Roads leading to the new town were originally little more than country tracks.

 

A "bye way to a few farm houses", was by 1815 carrying much traffic from Pembroke to Paterchurch. The Mayor of Pembroke suggested a subsidy, and the Navy Board contributed £200 towards "making the road" - today's Top Road, High St, Belle Vue Terrace and Victoria Road.   From the 1830s, four-horse mail coaches sped along London Road.

 

The route, specified by master road-engineer Thomas Telford, was from the railway at Gloucester, through St. Clears, past the tollgate near today's Tesco traffic lights, to the new Irish packet-boat pier at Hobbs point. George Mason describes the scene as a coach leaves Hobbs Point - "a sight to be remembered, which was of course a daily occurrence... The townspeople used to assemble to give them a send off, and also to welcome their arrival..". Despite newspapers, people preferred to hear news "orally ... through the medium of the mail coach drivers and passengers, who generally collected a fund of information to be distributed at their journey's end".

 

In the 1850s the news was still arriving by coach - but now at the Victoria Hotel. In Pembroke Dock as in other towns newspapers were expensive and people often liked to listen in groups rather than read alone.
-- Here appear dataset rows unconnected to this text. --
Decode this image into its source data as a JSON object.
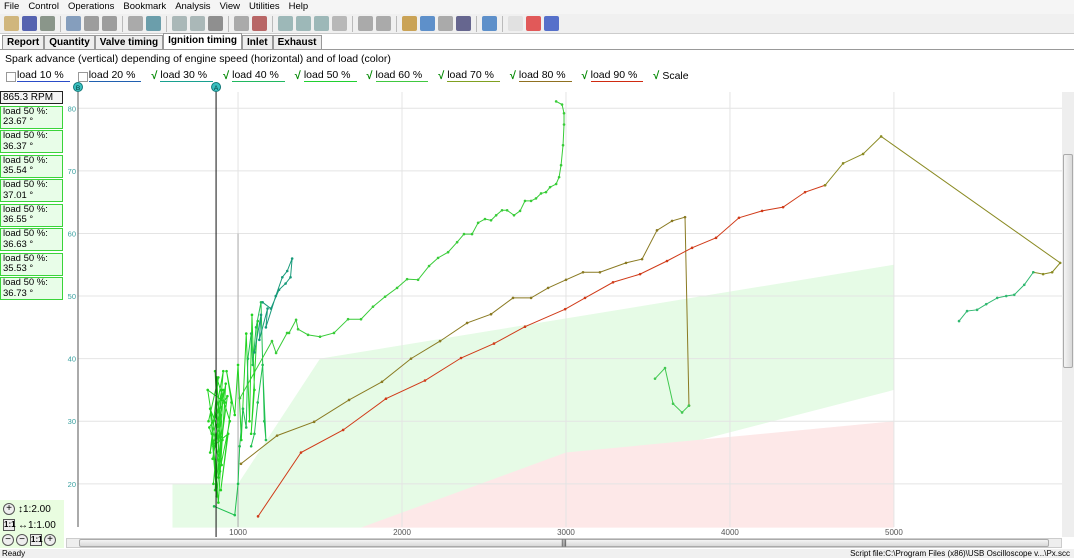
{
  "menu": [
    "File",
    "Control",
    "Operations",
    "Bookmark",
    "Analysis",
    "View",
    "Utilities",
    "Help"
  ],
  "toolbar_icons": [
    "open-icon",
    "save-icon",
    "print-icon",
    "copy-image-icon",
    "paste-icon",
    "paint-icon",
    "cursor-icon",
    "flag-icon",
    "undo-icon",
    "redo-icon",
    "back-icon",
    "filter-icon",
    "filter-clear-icon",
    "check-icon",
    "check-down-icon",
    "check-up-icon",
    "page-icon",
    "stop-icon",
    "export-icon",
    "script-icon",
    "step-icon",
    "pause-icon",
    "record-icon",
    "screen-icon",
    "document-icon",
    "close-red-icon",
    "help-icon"
  ],
  "tabs": [
    "Report",
    "Quantity",
    "Valve timing",
    "Ignition timing",
    "Inlet",
    "Exhaust"
  ],
  "active_tab": "Ignition timing",
  "subtitle": "Spark advance (vertical) depending of engine speed (horizontal) and of load (color)",
  "legend": [
    {
      "label": "load 10 %",
      "checked": false,
      "color": "#2a4cc8"
    },
    {
      "label": "load 20 %",
      "checked": false,
      "color": "#2060b0"
    },
    {
      "label": "load 30 %",
      "checked": true,
      "color": "#18a090"
    },
    {
      "label": "load 40 %",
      "checked": true,
      "color": "#20b860"
    },
    {
      "label": "load 50 %",
      "checked": true,
      "color": "#20d030"
    },
    {
      "label": "load 60 %",
      "checked": true,
      "color": "#40c840"
    },
    {
      "label": "load 70 %",
      "checked": true,
      "color": "#80a020"
    },
    {
      "label": "load 80 %",
      "checked": true,
      "color": "#907020"
    },
    {
      "label": "load 90 %",
      "checked": true,
      "color": "#d02a10"
    },
    {
      "label": "Scale",
      "checked": true,
      "color": ""
    }
  ],
  "cursor": {
    "rpm": "865.3 RPM",
    "readouts": [
      {
        "label": "load 50 %:",
        "value": "23.67 °"
      },
      {
        "label": "load 50 %:",
        "value": "36.37 °"
      },
      {
        "label": "load 50 %:",
        "value": "35.54 °"
      },
      {
        "label": "load 50 %:",
        "value": "37.01 °"
      },
      {
        "label": "load 50 %:",
        "value": "36.55 °"
      },
      {
        "label": "load 50 %:",
        "value": "36.63 °"
      },
      {
        "label": "load 50 %:",
        "value": "35.53 °"
      },
      {
        "label": "load 50 %:",
        "value": "36.73 °"
      }
    ]
  },
  "zoom": {
    "vertical": "↕1:2.00",
    "horizontal": "↔1:1.00",
    "fit_label": "1:1"
  },
  "status": {
    "left": "Ready",
    "right": "Script file:C:\\Program Files (x86)\\USB Oscilloscope v...\\Px.scc"
  },
  "chart_data": {
    "type": "line",
    "xlim": [
      24,
      6025
    ],
    "ylim": [
      13.1,
      82.6
    ],
    "x_ticks": [
      "1000",
      "2000",
      "3000",
      "4000",
      "5000"
    ],
    "y_ticks": [
      "20",
      "30",
      "40",
      "50",
      "60",
      "70",
      "80"
    ],
    "grid": true,
    "cursor_a_x": 866,
    "cursor_a_label": "A",
    "cursor_b_label": "B",
    "scale_zones": [
      {
        "color": "#e6fbe6",
        "points": [
          [
            600,
            20
          ],
          [
            1000,
            20
          ],
          [
            1500,
            40
          ],
          [
            5000,
            55
          ],
          [
            5000,
            35
          ],
          [
            1750,
            13
          ],
          [
            600,
            13
          ]
        ]
      },
      {
        "color": "#fde8e8",
        "points": [
          [
            1750,
            13
          ],
          [
            3000,
            25
          ],
          [
            5000,
            30
          ],
          [
            5000,
            13
          ]
        ]
      }
    ],
    "series": [
      {
        "name": "load 50 %",
        "color": "#22d422",
        "points": [
          [
            820,
            30
          ],
          [
            880,
            37
          ],
          [
            830,
            25
          ],
          [
            900,
            35
          ],
          [
            850,
            20
          ],
          [
            910,
            38
          ],
          [
            840,
            28
          ],
          [
            870,
            18
          ],
          [
            920,
            33
          ],
          [
            815,
            35
          ],
          [
            890,
            22
          ],
          [
            860,
            38
          ],
          [
            905,
            27
          ],
          [
            830,
            32
          ],
          [
            880,
            17
          ],
          [
            925,
            36
          ],
          [
            845,
            24
          ],
          [
            895,
            31
          ],
          [
            860,
            19
          ],
          [
            935,
            34
          ],
          [
            825,
            29
          ],
          [
            900,
            23
          ],
          [
            870,
            37
          ],
          [
            950,
            30
          ],
          [
            880,
            21
          ],
          [
            910,
            35
          ],
          [
            850,
            26
          ],
          [
            940,
            28
          ],
          [
            895,
            19
          ],
          [
            960,
            33
          ],
          [
            930,
            38
          ],
          [
            980,
            31
          ],
          [
            1000,
            39
          ],
          [
            1020,
            27
          ],
          [
            1050,
            44
          ],
          [
            1070,
            30
          ],
          [
            1085,
            47
          ],
          [
            1100,
            35
          ],
          [
            1080,
            28
          ],
          [
            1120,
            46
          ]
        ]
      },
      {
        "name": "load 40 %",
        "color": "#20c050",
        "points": [
          [
            854,
            16.4
          ],
          [
            980,
            15
          ],
          [
            1000,
            20
          ],
          [
            1010,
            26
          ],
          [
            1030,
            32
          ],
          [
            1050,
            29
          ],
          [
            1060,
            40
          ],
          [
            1080,
            44
          ],
          [
            1090,
            39
          ],
          [
            1110,
            45
          ],
          [
            1140,
            49
          ],
          [
            1160,
            30
          ],
          [
            1170,
            27
          ],
          [
            1150,
            39
          ],
          [
            1120,
            33
          ],
          [
            1100,
            28
          ],
          [
            1080,
            26
          ]
        ]
      },
      {
        "name": "load 30 %",
        "color": "#189a7a",
        "points": [
          [
            1100,
            41
          ],
          [
            1140,
            47
          ],
          [
            1130,
            43
          ],
          [
            1180,
            48
          ],
          [
            1170,
            45
          ],
          [
            1230,
            50
          ],
          [
            1270,
            53
          ],
          [
            1300,
            54
          ],
          [
            1330,
            56
          ],
          [
            1320,
            53
          ],
          [
            1290,
            52
          ],
          [
            1250,
            51
          ],
          [
            1200,
            48
          ],
          [
            1150,
            49
          ]
        ]
      },
      {
        "name": "load 60 %",
        "color": "#38cc38",
        "points": [
          [
            1012,
            33.7
          ],
          [
            1207,
            42.8
          ],
          [
            1232,
            40.9
          ],
          [
            1299,
            44.1
          ],
          [
            1311,
            44.1
          ],
          [
            1354,
            46.2
          ],
          [
            1366,
            44.7
          ],
          [
            1427,
            43.8
          ],
          [
            1500,
            43.5
          ],
          [
            1585,
            44.1
          ],
          [
            1671,
            46.3
          ],
          [
            1750,
            46.3
          ],
          [
            1823,
            48.3
          ],
          [
            1897,
            49.9
          ],
          [
            1970,
            51.3
          ],
          [
            2031,
            52.7
          ],
          [
            2098,
            52.6
          ],
          [
            2165,
            54.8
          ],
          [
            2220,
            56.1
          ],
          [
            2281,
            57.0
          ],
          [
            2336,
            58.6
          ],
          [
            2378,
            59.9
          ],
          [
            2427,
            59.9
          ],
          [
            2464,
            61.7
          ],
          [
            2506,
            62.3
          ],
          [
            2543,
            62.1
          ],
          [
            2574,
            62.9
          ],
          [
            2610,
            63.7
          ],
          [
            2641,
            63.7
          ],
          [
            2683,
            62.9
          ],
          [
            2720,
            63.6
          ],
          [
            2750,
            65.2
          ],
          [
            2787,
            65.2
          ],
          [
            2817,
            65.6
          ],
          [
            2848,
            66.4
          ],
          [
            2878,
            66.6
          ],
          [
            2903,
            67.4
          ],
          [
            2940,
            67.9
          ],
          [
            2958,
            69.0
          ],
          [
            2970,
            70.9
          ],
          [
            2982,
            74.1
          ],
          [
            2988,
            77.4
          ],
          [
            2988,
            79.2
          ],
          [
            2976,
            80.6
          ],
          [
            2940,
            81.1
          ]
        ]
      },
      {
        "name": "load 80 %",
        "color": "#8a7a22",
        "points": [
          [
            1018,
            23.2
          ],
          [
            1238,
            27.7
          ],
          [
            1464,
            29.9
          ],
          [
            1677,
            33.4
          ],
          [
            1878,
            36.3
          ],
          [
            2055,
            40.0
          ],
          [
            2232,
            42.8
          ],
          [
            2397,
            45.7
          ],
          [
            2543,
            47.1
          ],
          [
            2677,
            49.7
          ],
          [
            2787,
            49.7
          ],
          [
            2891,
            51.3
          ],
          [
            3000,
            52.6
          ],
          [
            3104,
            53.8
          ],
          [
            3207,
            53.8
          ],
          [
            3366,
            55.3
          ],
          [
            3464,
            55.9
          ],
          [
            3555,
            60.5
          ],
          [
            3647,
            62.0
          ],
          [
            3726,
            62.6
          ],
          [
            3750,
            32.5
          ]
        ]
      },
      {
        "name": "load 70 %",
        "color": "#40c850",
        "points": [
          [
            3750,
            32.5
          ],
          [
            3708,
            31.4
          ],
          [
            3653,
            32.8
          ],
          [
            3604,
            38.5
          ],
          [
            3543,
            36.8
          ]
        ]
      },
      {
        "name": "load 90 %",
        "color": "#d03a18",
        "points": [
          [
            1122,
            14.8
          ],
          [
            1384,
            25.0
          ],
          [
            1641,
            28.6
          ],
          [
            1902,
            33.6
          ],
          [
            2140,
            36.5
          ],
          [
            2360,
            40.1
          ],
          [
            2561,
            42.4
          ],
          [
            2750,
            45.1
          ],
          [
            2995,
            47.9
          ],
          [
            3116,
            49.7
          ],
          [
            3287,
            52.2
          ],
          [
            3452,
            53.5
          ],
          [
            3616,
            55.6
          ],
          [
            3769,
            57.7
          ],
          [
            3915,
            59.3
          ],
          [
            4055,
            62.5
          ],
          [
            4196,
            63.6
          ],
          [
            4324,
            64.2
          ],
          [
            4458,
            66.6
          ],
          [
            4580,
            67.7
          ]
        ]
      },
      {
        "name": "load 80 %",
        "color": "#8a8a22",
        "points": [
          [
            4580,
            67.7
          ],
          [
            4690,
            71.2
          ],
          [
            4812,
            72.7
          ],
          [
            4922,
            75.5
          ],
          [
            6014,
            55.3
          ],
          [
            5965,
            53.8
          ],
          [
            5910,
            53.5
          ],
          [
            5850,
            53.8
          ]
        ]
      },
      {
        "name": "load 60 %",
        "color": "#30b870",
        "points": [
          [
            5850,
            53.8
          ],
          [
            5795,
            51.8
          ],
          [
            5734,
            50.2
          ],
          [
            5685,
            50.0
          ],
          [
            5630,
            49.7
          ],
          [
            5563,
            48.7
          ],
          [
            5507,
            47.8
          ],
          [
            5446,
            47.6
          ],
          [
            5397,
            46.0
          ]
        ]
      }
    ]
  }
}
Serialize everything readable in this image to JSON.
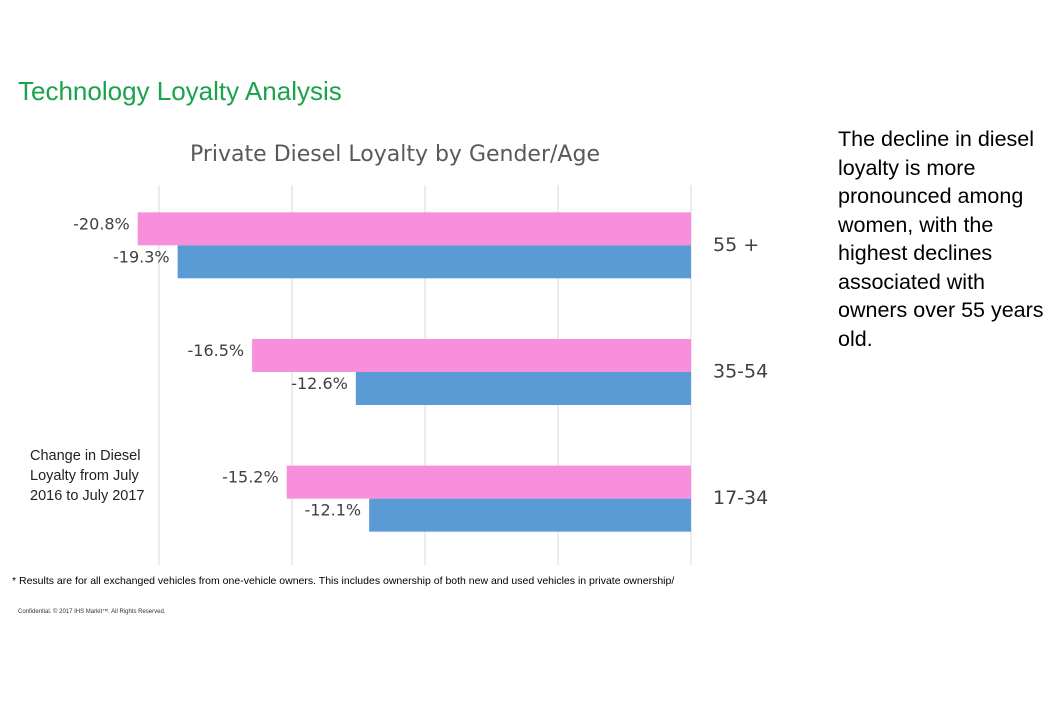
{
  "header": {
    "title": "Technology Loyalty Analysis"
  },
  "chart_data": {
    "type": "hbar",
    "title": "Private Diesel Loyalty by Gender/Age",
    "categories": [
      "55 +",
      "35-54",
      "17-34"
    ],
    "series": [
      {
        "color": "#f78fdc",
        "values": [
          -20.8,
          -16.5,
          -15.2
        ],
        "value_labels": [
          "-20.8%",
          "-16.5%",
          "-15.2%"
        ]
      },
      {
        "color": "#5b9bd5",
        "values": [
          -19.3,
          -12.6,
          -12.1
        ],
        "value_labels": [
          "-19.3%",
          "-12.6%",
          "-12.1%"
        ]
      }
    ],
    "xlim": [
      -25,
      0
    ],
    "xticks": [
      -20,
      -15,
      -10,
      -5,
      0
    ],
    "grid": true,
    "annotation": "Change in Diesel Loyalty from July 2016 to July 2017"
  },
  "side_note": "The decline in diesel loyalty is more pronounced among women, with the highest declines associated with owners over 55 years old.",
  "footnote": "* Results are for all exchanged vehicles from one-vehicle owners. This includes ownership of both new and used vehicles in private ownership/",
  "copyright": "Confidential. © 2017 IHS Markit™. All Rights Reserved."
}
Mrs Peters describes how "one of these coaches brought a newspaper every week ... Alderman Hughes used to stand on the steps of the Clarence Inn and read the paper to the people who congregated there for the purpose of hearing it every Sunday. During the Crimean War a crowd collected long before the arrival of the coach on the newspaper day, anxious to hear the latest news". (Many soldiers had left friends, families and loved ones in Pembroke Dock). Coachmen enjoyed their work and Mr Bramble, who drove on the Pembroke Dock route, was so depressed when the railway put him out of business that he hanged himself in a stable at Tenby.

 

The train replaced the stage coach for long-distance journeys, but another kind of coach still runs along London Road and other local routes. Small buses now operate where, in the days before widespread car ownership, a substantial fleet of Silcox double deckers provided everyday public transport.